Of melting mountains, drying rivers and starving stomachs
March 28th, 2008 - by Nazia VasiMelting Himalayan glaciers, which perennially feed the Ganges and Yangtze, India and China’s main rivers may soon dry up in summer, leading to drastic food shortages at a time when prices and populations are growing unanimously. China and India are the world’s leading producers of both wheat and rice, humanity’s food staples. In the Ganges, the Yellow River and the Yangtze River basins, where irrigated agriculture depends heavily on rivers, this loss of dry-season flow will shrink harvests.
“In a world where grain prices have recently climbed to record highs, with no relief in sight, any disruption of the wheat or rice harvests due to water shortages in these two leading grain producers will greatly affect not only people living there but consumers everywhere,” the Times of India quoted Lester Brown, President of the Earth Policy Institute as saying.
An Intergovernmental Panel on Climate Change says that Himalayan glaciers are receding rapidly and that many could melt entirely by 2035. If the giant Gangotri Glacier that supplies 70 per cent of the Ganges flow during the dry season disappears, it warned, the Ganges could become a seasonal river, flowing during the rainy season but not during the summer dry season when irrigation water needs are greatest.
Moreover, Brown said, in both of these countries, food prices will likely rise and grain consumption per person can be expected to fall. In India, where just over 40 per cent of all children under five years of age are underweight and undernourished, “hunger will intensify and child mortality will likely climb.”
The Ganga is the largest source of surface water irrigation in India and the leading source of water for the 407 million people living in the Gangetic Basin, a population larger than any other single country other than China. The Yellow River and Yangtze basin hold a similar position in China.
Brown said that as food shortages unfold, China will try to hold down domestic food prices by using its massive dollar holdings to import grain, most of it from the United States, the world’s leading grain exporter. As irrigation water supplies shrink, Chinese consumers will be competing with Americans for the US grain harvest. India too may try to import large quantities of grain, although it may lack the economic resources to do so, especially if grain prices keep climbing, the paper forecast.

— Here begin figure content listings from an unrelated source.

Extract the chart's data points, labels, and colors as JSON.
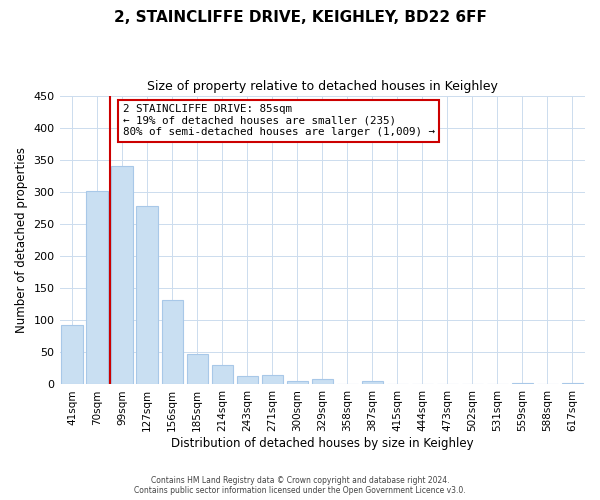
{
  "title": "2, STAINCLIFFE DRIVE, KEIGHLEY, BD22 6FF",
  "subtitle": "Size of property relative to detached houses in Keighley",
  "xlabel": "Distribution of detached houses by size in Keighley",
  "ylabel": "Number of detached properties",
  "bar_labels": [
    "41sqm",
    "70sqm",
    "99sqm",
    "127sqm",
    "156sqm",
    "185sqm",
    "214sqm",
    "243sqm",
    "271sqm",
    "300sqm",
    "329sqm",
    "358sqm",
    "387sqm",
    "415sqm",
    "444sqm",
    "473sqm",
    "502sqm",
    "531sqm",
    "559sqm",
    "588sqm",
    "617sqm"
  ],
  "bar_values": [
    92,
    302,
    340,
    278,
    131,
    47,
    31,
    13,
    15,
    5,
    9,
    0,
    5,
    0,
    0,
    0,
    0,
    0,
    2,
    0,
    2
  ],
  "bar_color": "#c9dff2",
  "bar_edge_color": "#a8c8e8",
  "ylim": [
    0,
    450
  ],
  "yticks": [
    0,
    50,
    100,
    150,
    200,
    250,
    300,
    350,
    400,
    450
  ],
  "vline_color": "#cc0000",
  "annotation_lines": [
    "2 STAINCLIFFE DRIVE: 85sqm",
    "← 19% of detached houses are smaller (235)",
    "80% of semi-detached houses are larger (1,009) →"
  ],
  "footer1": "Contains HM Land Registry data © Crown copyright and database right 2024.",
  "footer2": "Contains public sector information licensed under the Open Government Licence v3.0."
}
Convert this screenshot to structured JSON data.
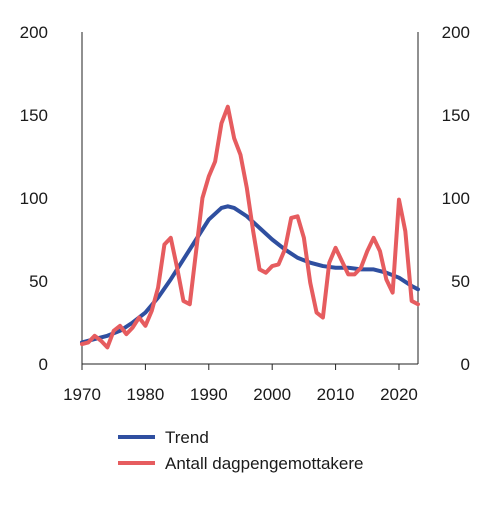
{
  "chart_data": {
    "type": "line",
    "title": "",
    "xlabel": "",
    "ylabel": "",
    "xlim": [
      1970,
      2023
    ],
    "ylim": [
      0,
      200
    ],
    "grid": false,
    "legend_placement": "bottom-center",
    "x_ticks": [
      1970,
      1980,
      1990,
      2000,
      2010,
      2020
    ],
    "y_ticks": [
      0,
      50,
      100,
      150,
      200
    ],
    "secondary_y_axis": true,
    "series": [
      {
        "name": "Trend",
        "color": "#2f4fa0",
        "x": [
          1970,
          1972,
          1974,
          1976,
          1978,
          1980,
          1982,
          1984,
          1986,
          1988,
          1990,
          1992,
          1993,
          1994,
          1996,
          1998,
          2000,
          2002,
          2004,
          2006,
          2008,
          2010,
          2012,
          2014,
          2016,
          2018,
          2020,
          2022,
          2023
        ],
        "y": [
          13,
          15,
          17,
          20,
          25,
          31,
          40,
          51,
          63,
          75,
          87,
          94,
          95,
          94,
          89,
          82,
          75,
          69,
          64,
          61,
          59,
          58,
          58,
          57,
          57,
          55,
          52,
          47,
          45
        ]
      },
      {
        "name": "Antall dagpengemottakere",
        "color": "#e65c5f",
        "x": [
          1970,
          1971,
          1972,
          1973,
          1974,
          1975,
          1976,
          1977,
          1978,
          1979,
          1980,
          1981,
          1982,
          1983,
          1984,
          1985,
          1986,
          1987,
          1988,
          1989,
          1990,
          1991,
          1992,
          1993,
          1994,
          1995,
          1996,
          1997,
          1998,
          1999,
          2000,
          2001,
          2002,
          2003,
          2004,
          2005,
          2006,
          2007,
          2008,
          2009,
          2010,
          2011,
          2012,
          2013,
          2014,
          2015,
          2016,
          2017,
          2018,
          2019,
          2020,
          2021,
          2022,
          2023
        ],
        "y": [
          12,
          13,
          17,
          14,
          10,
          20,
          23,
          18,
          22,
          28,
          23,
          32,
          46,
          72,
          76,
          58,
          38,
          36,
          68,
          100,
          113,
          122,
          145,
          155,
          136,
          126,
          106,
          80,
          57,
          55,
          59,
          60,
          69,
          88,
          89,
          76,
          49,
          31,
          28,
          61,
          70,
          62,
          54,
          54,
          58,
          68,
          76,
          68,
          51,
          43,
          99,
          80,
          38,
          36
        ]
      }
    ]
  }
}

The alternative to this civilization-threatening scenario is to abandon business-as-usual energy policies and move to cut carbon emissions 80 per cent — not by 2050 as many political leaders suggest, because that will be too late, but by 2020. One route that the paper recommended is for China and India to shift energy investment from coal-fired power plants into energy efficient wind farms, solar thermal power plants, and geothermal power plants.